Rachel Dolezal is blazing quite a trail across the American landscape, but once again it ended with her being fired. The White woman once paraded as Black and had stints as an African Studies professor and with the Spokane NAACP.
Her latest gig was as a teacher at Catalina Foothills School District in Arizona. Teaching at Sunrise Drive Elementary School came under her new name of Nkechi Diallo.
But that ended as unceremoniously as the previous career path when the school district discovered her side passion with OnlyFans.
It was discovered in 2015 that Dolezal fabricated her ethnicity and became widely accepted in the academic field. She also spearheaded civil rights work through the NAACP, though it was all a protracted game.
To pull off this con, she notoriously changed her appearance, rewrote her family history, and set up Black men in father-figure roles. She also presented her adopted brother as her Black son.

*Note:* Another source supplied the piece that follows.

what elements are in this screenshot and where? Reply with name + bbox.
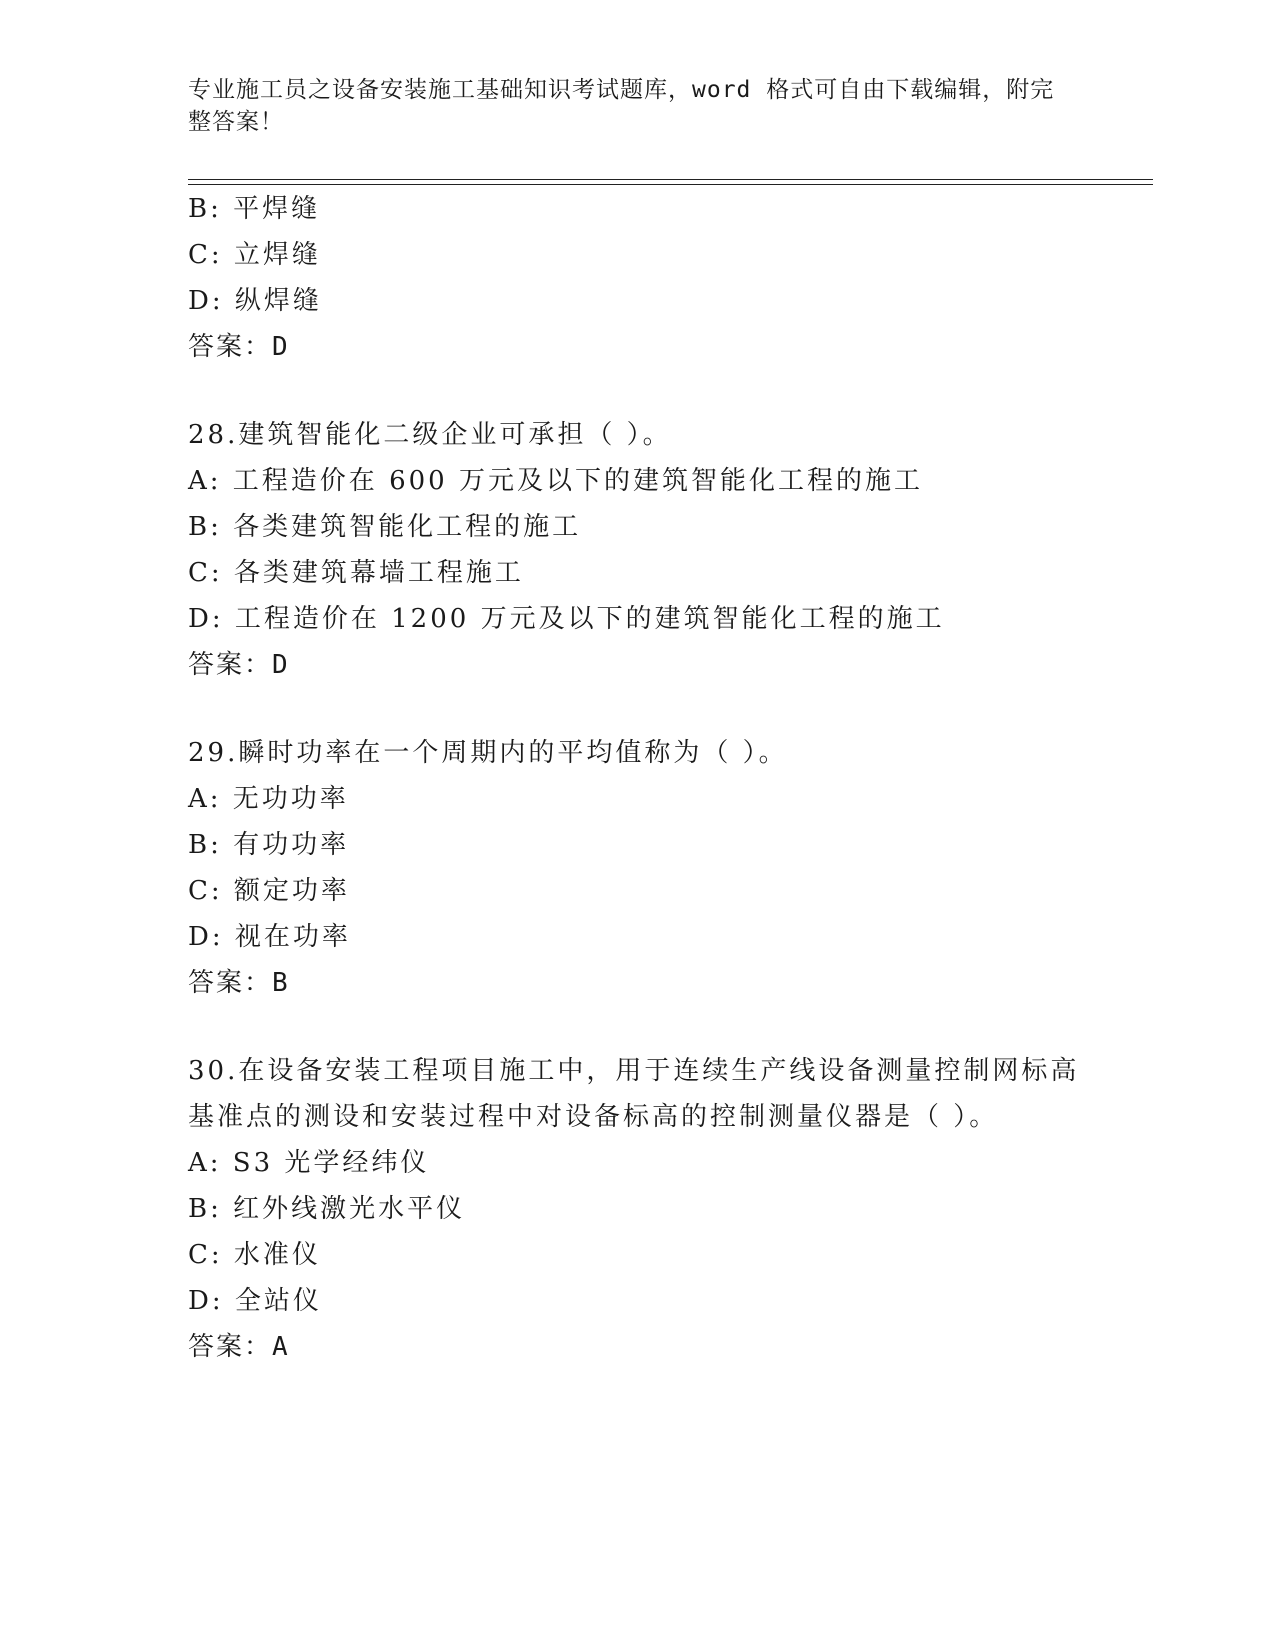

This led to an African Studies post at Eastern Washington University.
BREAKING: Rachel Dolezal, a teacher in Tuscon, AZ who has an OnlyFans account and famously pretended to be black, has been FIRED! https://t.co/NN5SKNMQht pic.twitter.com/snoBGLOvly
— Libs of TikTok (@libsoftiktok) February 14, 2024
After being ousted from academia for her charade, Dolezal attempted to find employment as a casino worker and a hotel housekeeper. The New York Post revealed she sold gender spectrum dolls and an artist’s rendition of an electric chair.
That’s when she turned to teaching children and, apparently, OnlyFans. Dolezal reportedly offered foot pictures and fitness advice for a fee. Subscriptions to her online content go for $9.99 per month, and the former NAACP official reportedly made $19 per hour for after-school teaching.
And the images she offered to her unknown number of OnlyFans subscribers apparently widened from the initial photos of her feet to much more explicit content.
In an email to local media, the school district declared the “posts are contrary to our district’s ‘Use of Social Media by District Employees’ policy and our staff ethics policy.”
Dolezal wrote a memoir of her time posing as a Black woman: “In Full Color: Finding My Place in a Black and White World.” Hardly a critical achievement, she described growing up under the strict guidance of Evangelical parents in Montana.
At the same time, she said she dreamed of releasing her inner Blackness.